The Discovery Lab seeks to advance the ability to construct, use and study a large-scale knowledge graph that integrates knowledge across heterogeneous scientific content and data. The knowledge graph will allow for a deeper, richer use of content and data across a larger span of domains than possible thus far.

Knowledge Graph construction and updating from natural language sources is a key capability for any scientific knowledge graph. One of the targets of the lab is the creation of a knowledge graph updating service that feeds in real-time on a stream of scientific literature and will produce high quality knowledge graph updates that will enable high precision alerts.

Reinforcement learning over structured multi‐modal information

When providing recommendations, it is often possible to get some evaluation of that recommendation (‘was it useful?’) while counterfactual information is often not available (‘would another recommendation have been more useful?’). These circumstances can make it difficult to train models using regression or classification techniques. In the lab we investigate the use of reinforcement learning which can work with structured multi-modal information such as user context, knowledge graphs, or text as inputs. As a result the system generates structured recommendations, such as proposals for promising looking lab experiments.
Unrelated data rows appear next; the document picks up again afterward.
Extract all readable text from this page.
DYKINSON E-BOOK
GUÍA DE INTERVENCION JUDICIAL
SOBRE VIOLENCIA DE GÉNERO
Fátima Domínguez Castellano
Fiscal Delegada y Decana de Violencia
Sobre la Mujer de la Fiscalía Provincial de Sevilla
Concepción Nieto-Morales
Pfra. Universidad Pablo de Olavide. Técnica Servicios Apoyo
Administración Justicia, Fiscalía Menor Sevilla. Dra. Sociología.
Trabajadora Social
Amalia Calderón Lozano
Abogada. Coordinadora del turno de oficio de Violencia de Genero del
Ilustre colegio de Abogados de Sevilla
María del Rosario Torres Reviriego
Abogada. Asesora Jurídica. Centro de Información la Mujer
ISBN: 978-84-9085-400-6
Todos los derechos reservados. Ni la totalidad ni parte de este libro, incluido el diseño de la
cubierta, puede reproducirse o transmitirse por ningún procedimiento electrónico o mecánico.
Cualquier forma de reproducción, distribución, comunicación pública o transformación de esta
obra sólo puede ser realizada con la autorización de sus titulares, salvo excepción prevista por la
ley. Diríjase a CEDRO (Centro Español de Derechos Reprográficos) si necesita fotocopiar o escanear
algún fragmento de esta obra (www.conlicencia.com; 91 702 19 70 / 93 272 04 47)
Task‐Based Question Answering

In the lab we want to advance the state-of-the-art in question answering. We focus on challenging scenarios that requires the QA model to reason, gather, and synthesize disjoint pieces of information within the context to generate an answer. Moreover, we do so in the task-based setting of a research platform with a global perspective, aimed at generating partial answers from background knowledge, combined with a task-based perspective. The goal is to generate actionable answers that fit the research task at hand, and a mixed-initiative perspective, that is aimed at eliciting information about research tasks and designs from users of the research platform so as to optimize the QA responses being generated.

Hypothesis Generation

Many disciplines have managed to amass such large amounts of data that data-gathering platforms are no longer restricted to passive “query answering” anymore. Instead of expecting researchers to formulate hypotheses (and subsequently test these against the data), we will build the capacity to propose plausible new hypotheses. The challenge will be to extend the prediction of micro-hypotheses to hypotheses of more generality and complexity. This will require advances in knowledge graph completion (extending current techniques to completion with subgraphs, rather than with simple links), and in knowledge graph generalization.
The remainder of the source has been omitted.